ARCEP

fusion

L’ART (Autorité de Régulation des Télécommunications) est devenue l’ARCEP (Autorité de Régulation des Communications Electroniques et des Postes), le 20/05/2005 à la demande du législateur.

La loi de 1996 a entamé le processus d'ouverture et de fait la suppression des monopoles. Le cadre a été réexaminé en 2002 et transposé en droit français en 2004.
Les missions et attributions de l’ARCEP sont essentiellement :
- Analyse des marchés et du régime déclaratif
- Gestion des ressources rares
- Service universel
- Régulation tarifaire
- Règlement des différends.

La régulation sectorielle s'est progressivement effacée au profit du droit commun de la concurrence à mesure que les conditions concurrentielles sur les différents segments du marché des communications électroniques ont été satisfaisantes. Trois lois organisent le secteur des télécommunications en France et définissent les pouvoirs du régulateur :
•    Loi relative aux communications électroniques et aux services de communication audiovisuelle (dite de transposition du "paquet télécom") adoptée le 3 juin 2004 (Loi n° 2004-669).
•    Loi pour la confiance dans l'économie numérique (LEN) adoptée le 13 mai 2004 (Loi n° 2004-575).
•    Enfin, loi relative aux obligations de service public des télécommunications et à France Telecom adoptée le 31 décembre 2003 (n° 2003-1365).
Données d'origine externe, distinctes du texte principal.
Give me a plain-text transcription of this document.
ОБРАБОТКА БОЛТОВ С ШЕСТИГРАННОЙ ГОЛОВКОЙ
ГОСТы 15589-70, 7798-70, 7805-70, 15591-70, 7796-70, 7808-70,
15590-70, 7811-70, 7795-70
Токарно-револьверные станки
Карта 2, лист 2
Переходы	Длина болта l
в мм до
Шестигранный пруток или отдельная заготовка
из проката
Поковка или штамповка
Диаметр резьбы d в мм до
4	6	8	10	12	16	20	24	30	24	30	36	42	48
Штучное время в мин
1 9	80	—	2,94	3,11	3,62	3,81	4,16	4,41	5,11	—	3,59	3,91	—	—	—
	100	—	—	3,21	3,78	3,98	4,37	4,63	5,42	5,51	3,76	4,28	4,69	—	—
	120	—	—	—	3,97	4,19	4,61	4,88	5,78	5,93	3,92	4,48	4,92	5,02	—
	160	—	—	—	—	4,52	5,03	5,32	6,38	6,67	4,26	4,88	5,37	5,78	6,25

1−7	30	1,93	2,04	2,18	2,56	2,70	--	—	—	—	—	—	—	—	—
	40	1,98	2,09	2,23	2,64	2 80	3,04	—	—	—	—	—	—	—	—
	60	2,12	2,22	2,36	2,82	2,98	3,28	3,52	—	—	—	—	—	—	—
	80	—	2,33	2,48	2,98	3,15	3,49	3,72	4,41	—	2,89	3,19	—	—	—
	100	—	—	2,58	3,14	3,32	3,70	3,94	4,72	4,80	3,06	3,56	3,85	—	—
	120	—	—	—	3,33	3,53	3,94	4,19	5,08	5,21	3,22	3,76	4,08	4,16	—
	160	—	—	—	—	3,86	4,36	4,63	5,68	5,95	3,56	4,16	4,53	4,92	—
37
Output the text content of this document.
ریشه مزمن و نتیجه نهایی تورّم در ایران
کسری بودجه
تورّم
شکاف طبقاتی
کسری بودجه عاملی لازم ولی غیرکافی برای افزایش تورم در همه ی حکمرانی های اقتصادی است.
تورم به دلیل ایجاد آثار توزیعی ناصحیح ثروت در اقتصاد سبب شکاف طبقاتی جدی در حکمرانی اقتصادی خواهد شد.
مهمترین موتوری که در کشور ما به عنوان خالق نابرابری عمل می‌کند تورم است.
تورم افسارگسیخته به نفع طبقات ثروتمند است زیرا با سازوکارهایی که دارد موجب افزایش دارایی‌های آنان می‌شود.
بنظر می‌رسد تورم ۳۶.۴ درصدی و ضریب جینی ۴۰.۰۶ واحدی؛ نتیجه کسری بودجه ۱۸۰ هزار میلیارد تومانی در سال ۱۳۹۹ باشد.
Les principaux objectifs poursuivis par le législateur sont de :
•    favoriser " l’exercice au bénéfice des utilisateurs d’une concurrence effective et loyale ".
La concurrence n’est pas une fin en soi ; elle a pour objectif de fournir aux consommateurs, particuliers ou entreprises, une meilleure qualité de service à de meilleurs prix et une diversité de services répondant à leurs attentes.
•    veiller " à la fourniture et au financement de l’ensemble des composantes du service public des télécommunications ", dont la loi du 31 décembre 2003 a réaffirmé le principe dans un environnement concurrentiel.
•    veiller " au développement de l’emploi, de l’innovation et de la compétitivité dans le secteur des télécommunications ".
•    prendre en compte " l’intérêt des territoires et des utilisateurs dans l’accès aux services et aux équipements ".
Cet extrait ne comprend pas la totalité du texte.